As human punch lines, they do pretty well. Most of the jokes are, in fact, funny. But as the film wears on, and the situations grow more serious, it becomes difficult to feel any compassion for them. And a serious event without compassion is a cold, uninteresting affair.
The film stars Jennifer Aniston as Justine, an ordinary Texas girl. She is 30 and has been married for several years to Phil (John C. Reilly), a house painter who spends most of his time smoking pot with his buddy Bubba (Tim Blake Nelson). Justine’s life is dull and uneventful. She loves her husband, and he loves her, but their marriage is stagnant. She works at Retail Rodeo, a local ShopKo sort of establishment, where she’s just as bored as when she’s at home.
And then she meets Holden (Jake Gyllenhaal), a brooding, quiet 22-year-old just hired as a cashier. His real name is Tom (“Tom is my slave name,” he says), but he goes by Holden because he identifies with the protagonist of “Catcher in the Rye.” Justine, increasingly trying to avoid “going to the grave with unlived lives in (my) veins,” gives in to Holden’s advances and begins an affair with him — for which she immediately feels guilty.
The film almost might have worked better as a tragic romance, not a comedy. Gyllenhaal is fantastic as Holden, and Aniston is no slouch at her end, either. John C. Reilly is characteristically fresh and watchable as the pothead husband.
The comedy, meanwhile, is at times very funny, but Arteta keeps things too staid and repressed to ever achieve high hilarity. The best moments are with Justine’s co-workers: a smiling Bible-thumper (screenwriter Mike White), an anarchic clerk (Zooey Deschanel), an optimistic makeup salesgirl (Deborah Rush).
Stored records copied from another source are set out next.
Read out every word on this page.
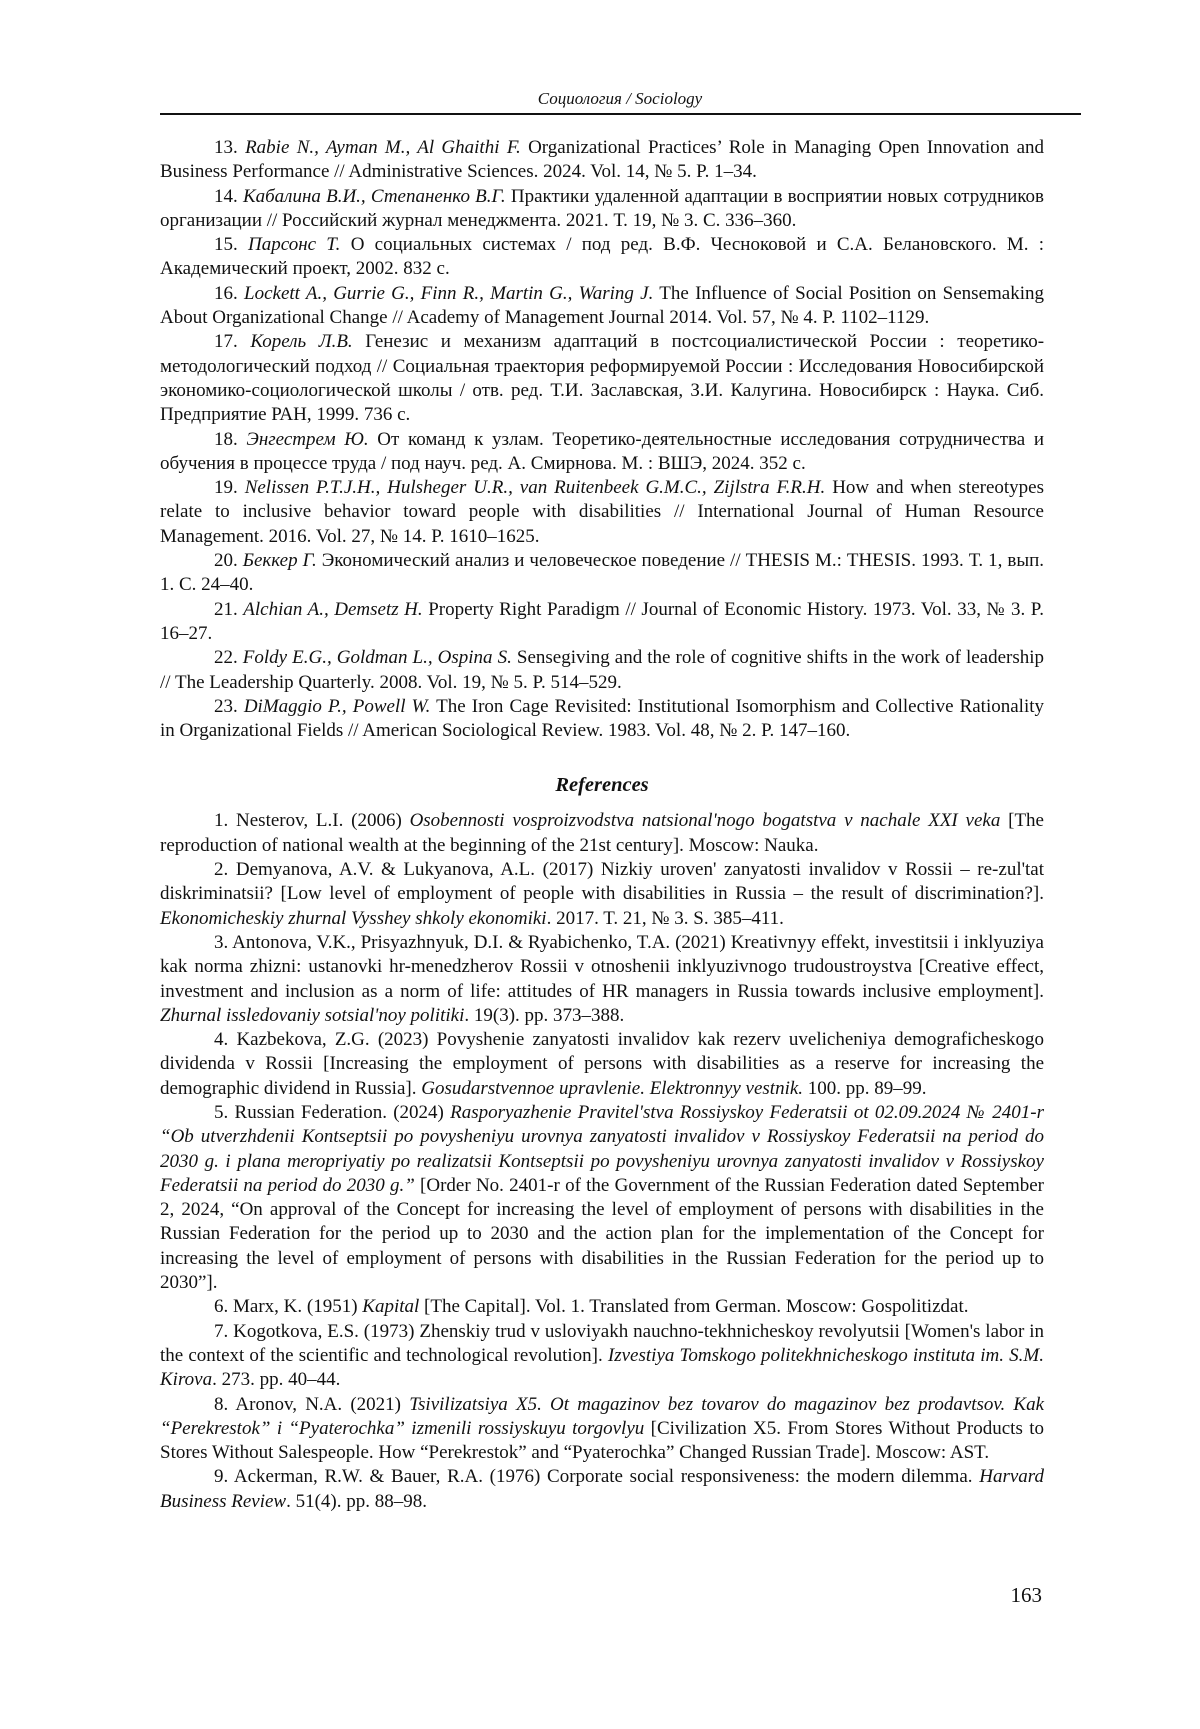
Социология / Sociology

13. Rabie N., Ayman M., Al Ghaithi F. Organizational Practices’ Role in Managing Open Innovation and Business Performance // Administrative Sciences. 2024. Vol. 14, № 5. P. 1–34.

14. Кабалина В.И., Степаненко В.Г. Практики удаленной адаптации в восприятии новых сотрудников организации // Российский журнал менеджмента. 2021. Т. 19, № 3. С. 336–360.

15. Парсонс Т. О социальных системах / под ред. В.Ф. Чесноковой и С.А. Белановского. М. : Академический проект, 2002. 832 с.

16. Lockett A., Gurrie G., Finn R., Martin G., Waring J. The Influence of Social Position on Sensemaking About Organizational Change // Academy of Management Journal 2014. Vol. 57, № 4. P. 1102–1129.

17. Корель Л.В. Генезис и механизм адаптаций в постсоциалистической России : теоретико-методологический подход // Социальная траектория реформируемой России : Исследования Новосибирской экономико-социологической школы / отв. ред. Т.И. Заславская, З.И. Калугина. Новосибирск : Наука. Сиб. Предприятие РАН, 1999. 736 с.

18. Энгестрем Ю. От команд к узлам. Теоретико-деятельностные исследования сотрудничества и обучения в процессе труда / под науч. ред. А. Смирнова. М. : ВШЭ, 2024. 352 с.

19. Nelissen P.T.J.H., Hulsheger U.R., van Ruitenbeek G.M.C., Zijlstra F.R.H. How and when stereotypes relate to inclusive behavior toward people with disabilities // International Journal of Human Resource Management. 2016. Vol. 27, № 14. P. 1610–1625.

20. Беккер Г. Экономический анализ и человеческое поведение // THESIS М.: THESIS. 1993. Т. 1, вып. 1. С. 24–40.

21. Alchian A., Demsetz H. Property Right Paradigm // Journal of Economic History. 1973. Vol. 33, № 3. P. 16–27.

22. Foldy E.G., Goldman L., Ospina S. Sensegiving and the role of cognitive shifts in the work of leadership // The Leadership Quarterly. 2008. Vol. 19, № 5. P. 514–529.

23. DiMaggio P., Powell W. The Iron Cage Revisited: Institutional Isomorphism and Collective Rationality in Organizational Fields // American Sociological Review. 1983. Vol. 48, № 2. P. 147–160.

References

1. Nesterov, L.I. (2006) Osobennosti vosproizvodstva natsional'nogo bogatstva v nachale XXI veka [The reproduction of national wealth at the beginning of the 21st century]. Moscow: Nauka.

2. Demyanova, A.V. & Lukyanova, A.L. (2017) Nizkiy uroven' zanyatosti invalidov v Rossii – re-zul'tat diskriminatsii? [Low level of employment of people with disabilities in Russia – the result of discrimination?]. Ekonomicheskiy zhurnal Vysshey shkoly ekonomiki. 2017. T. 21, № 3. S. 385–411.

3. Antonova, V.K., Prisyazhnyuk, D.I. & Ryabichenko, T.A. (2021) Kreativnyy effekt, investitsii i inklyuziya kak norma zhizni: ustanovki hr-menedzherov Rossii v otnoshenii inklyuzivnogo trudoustroystva [Creative effect, investment and inclusion as a norm of life: attitudes of HR managers in Russia towards inclusive employment]. Zhurnal issledovaniy sotsial'noy politiki. 19(3). pp. 373–388.

4. Kazbekova, Z.G. (2023) Povyshenie zanyatosti invalidov kak rezerv uvelicheniya demograficheskogo dividenda v Rossii [Increasing the employment of persons with disabilities as a reserve for increasing the demographic dividend in Russia]. Gosudarstvennoe upravlenie. Elektronnyy vestnik. 100. pp. 89–99.

5. Russian Federation. (2024) Rasporyazhenie Pravitel'stva Rossiyskoy Federatsii ot 02.09.2024 № 2401-r “Ob utverzhdenii Kontseptsii po povysheniyu urovnya zanyatosti invalidov v Rossiyskoy Federatsii na period do 2030 g. i plana meropriyatiy po realizatsii Kontseptsii po povysheniyu urovnya zanyatosti invalidov v Rossiyskoy Federatsii na period do 2030 g.” [Order No. 2401-r of the Government of the Russian Federation dated September 2, 2024, “On approval of the Concept for increasing the level of employment of persons with disabilities in the Russian Federation for the period up to 2030 and the action plan for the implementation of the Concept for increasing the level of employment of persons with disabilities in the Russian Federation for the period up to 2030”].

6. Marx, K. (1951) Kapital [The Capital]. Vol. 1. Translated from German. Moscow: Gospolitizdat.

7. Kogotkova, E.S. (1973) Zhenskiy trud v usloviyakh nauchno-tekhnicheskoy revolyutsii [Women's labor in the context of the scientific and technological revolution]. Izvestiya Tomskogo politekhnicheskogo instituta im. S.M. Kirova. 273. pp. 40–44.

8. Aronov, N.A. (2021) Tsivilizatsiya X5. Ot magazinov bez tovarov do magazinov bez prodavtsov. Kak “Perekrestok” i “Pyaterochka” izmenili rossiyskuyu torgovlyu [Civilization X5. From Stores Without Products to Stores Without Salespeople. How “Perekrestok” and “Pyaterochka” Changed Russian Trade]. Moscow: AST.

9. Ackerman, R.W. & Bauer, R.A. (1976) Corporate social responsiveness: the modern dilemma. Harvard Business Review. 51(4). pp. 88–98.

163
It is well-plotted, too. Marital infidelity is nothing new in the movies, of course, and no new ground is broken here. (They try to make too much of the eight-year age difference between Justine and Holden.) But there are a few good twists and surprises; it is certainly not a by-the-numbers story.
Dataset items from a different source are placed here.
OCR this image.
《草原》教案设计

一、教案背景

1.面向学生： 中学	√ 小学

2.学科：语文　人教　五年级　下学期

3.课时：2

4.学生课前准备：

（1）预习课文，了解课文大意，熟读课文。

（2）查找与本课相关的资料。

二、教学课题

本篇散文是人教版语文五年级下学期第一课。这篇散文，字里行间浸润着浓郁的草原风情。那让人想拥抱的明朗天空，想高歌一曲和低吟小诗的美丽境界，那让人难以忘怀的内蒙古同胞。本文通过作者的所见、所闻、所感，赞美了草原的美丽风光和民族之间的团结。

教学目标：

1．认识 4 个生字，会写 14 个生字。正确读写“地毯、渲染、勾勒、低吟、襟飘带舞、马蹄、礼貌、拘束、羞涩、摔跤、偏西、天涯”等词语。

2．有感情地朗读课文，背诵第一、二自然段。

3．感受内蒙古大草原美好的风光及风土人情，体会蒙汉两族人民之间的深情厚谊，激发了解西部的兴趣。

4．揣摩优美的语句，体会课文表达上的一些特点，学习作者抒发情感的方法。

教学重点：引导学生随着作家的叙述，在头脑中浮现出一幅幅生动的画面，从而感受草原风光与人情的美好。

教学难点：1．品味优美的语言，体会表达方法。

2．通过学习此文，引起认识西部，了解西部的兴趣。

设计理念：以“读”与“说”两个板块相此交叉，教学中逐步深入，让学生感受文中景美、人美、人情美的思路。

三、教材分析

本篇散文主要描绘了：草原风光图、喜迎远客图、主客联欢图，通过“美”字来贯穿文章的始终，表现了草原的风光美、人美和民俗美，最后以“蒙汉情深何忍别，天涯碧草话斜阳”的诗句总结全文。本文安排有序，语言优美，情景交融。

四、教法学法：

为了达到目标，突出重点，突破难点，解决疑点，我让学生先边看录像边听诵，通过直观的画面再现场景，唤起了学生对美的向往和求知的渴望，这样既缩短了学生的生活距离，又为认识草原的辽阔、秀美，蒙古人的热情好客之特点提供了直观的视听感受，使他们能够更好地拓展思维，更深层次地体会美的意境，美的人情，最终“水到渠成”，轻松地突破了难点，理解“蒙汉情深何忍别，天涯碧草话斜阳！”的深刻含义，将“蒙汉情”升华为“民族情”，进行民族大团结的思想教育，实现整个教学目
Arteta’s disaffected attitude comes across almost as haughty, like he’s laughing at these people more than with them. The Coen Brothers are often accused of the same thing, as in “Raising Arizona” and “Fargo,” but the difference is that those movies are either hysterically funny or profoundly well-executed. “The Good Girl” is adequately funny and reasonably well-executed, and nothing more.